Cumulative scale is staggering. A single operator running Claude Code through a normal workday touches hundreds of millions of tokens. Not because the work is wasteful — because agentic loops touch context far more times than human-in-the-loop coding ever did. Most cost intuitions from the chat-AI era are off by an order of magnitude.
Day-to-day variance is huge. A heavy build day can be 27× a light one. Anyone budgeting AI spend on a flat monthly average is going to be wrong every month.
Zero errors at this volume is achievable. Recent error count is 0 against 152 tool calls in a day. That's not luck. It's prompt discipline, tight tool definitions, and Snyk catching agent-config issues before they ever ship a bad call.
What changed about how I work
Visibility forces decisions you didn't know you were avoiding.

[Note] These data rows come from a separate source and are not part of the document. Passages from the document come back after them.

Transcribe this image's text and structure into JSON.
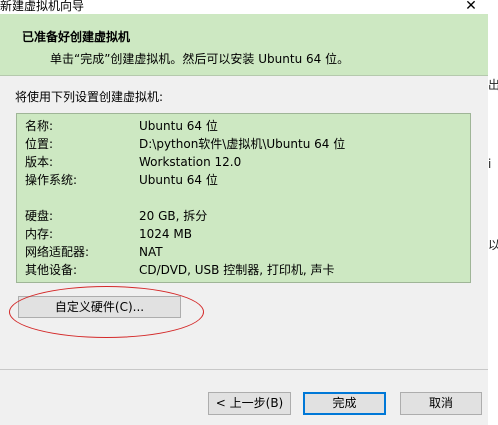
{
  "window": {
    "title": "新建虚拟机向导",
    "close_symbol": "✕"
  },
  "header": {
    "title": "已准备好创建虚拟机",
    "subtitle": "单击“完成”创建虚拟机。然后可以安装 Ubuntu 64 位。"
  },
  "intro_text": "将使用下列设置创建虚拟机:",
  "summary": {
    "group1": [
      {
        "label": "名称:",
        "value": "Ubuntu 64 位"
      },
      {
        "label": "位置:",
        "value": "D:\\python软件\\虚拟机\\Ubuntu 64 位"
      },
      {
        "label": "版本:",
        "value": "Workstation 12.0"
      },
      {
        "label": "操作系统:",
        "value": "Ubuntu 64 位"
      }
    ],
    "group2": [
      {
        "label": "硬盘:",
        "value": "20 GB, 拆分"
      },
      {
        "label": "内存:",
        "value": "1024 MB"
      },
      {
        "label": "网络适配器:",
        "value": "NAT"
      },
      {
        "label": "其他设备:",
        "value": "CD/DVD, USB 控制器, 打印机, 声卡"
      }
    ]
  },
  "buttons": {
    "customize": "自定义硬件(C)...",
    "back": "< 上一步(B)",
    "finish": "完成",
    "cancel": "取消"
  },
  "background_fragments": [
    "出",
    "i",
    "以"
  ],
  "colors": {
    "header_bg": "#cde8c2",
    "summary_bg": "#cde8c2",
    "annotation_ellipse": "#d42a2a",
    "default_button_border": "#0078d7"
  }
}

I switched from "use Opus for everything" to picking by marginal value. The model split panel makes overspend obvious — if Sonnet would have solved it, picking Opus is a tax I now feel. I tightened system prompts to push cache hit rate back above 95% whenever it drifts. I caught one runaway session early because the live token counter ticked past my mental budget and I killed it before it cost real money.
The deeper shift: I stopped reasoning about agent workflows the way I reason about my own code. My code costs my time. Agent workflows cost time, tokens, and tool budget — and those scale very differently. You can only manage what you can see.
Closing
Mission Control is observability for one developer's AI workflow. The same architecture — persistent state, deep tool integration, telemetry, security posture, and a control surface to oversee it all — is what an AI Operating System for a business looks like, scaled up.
That's what we build at Crestwork Studio. If you're running AI in your business and can't answer "what's it actually doing right now?" the answer is the same: build the dashboard.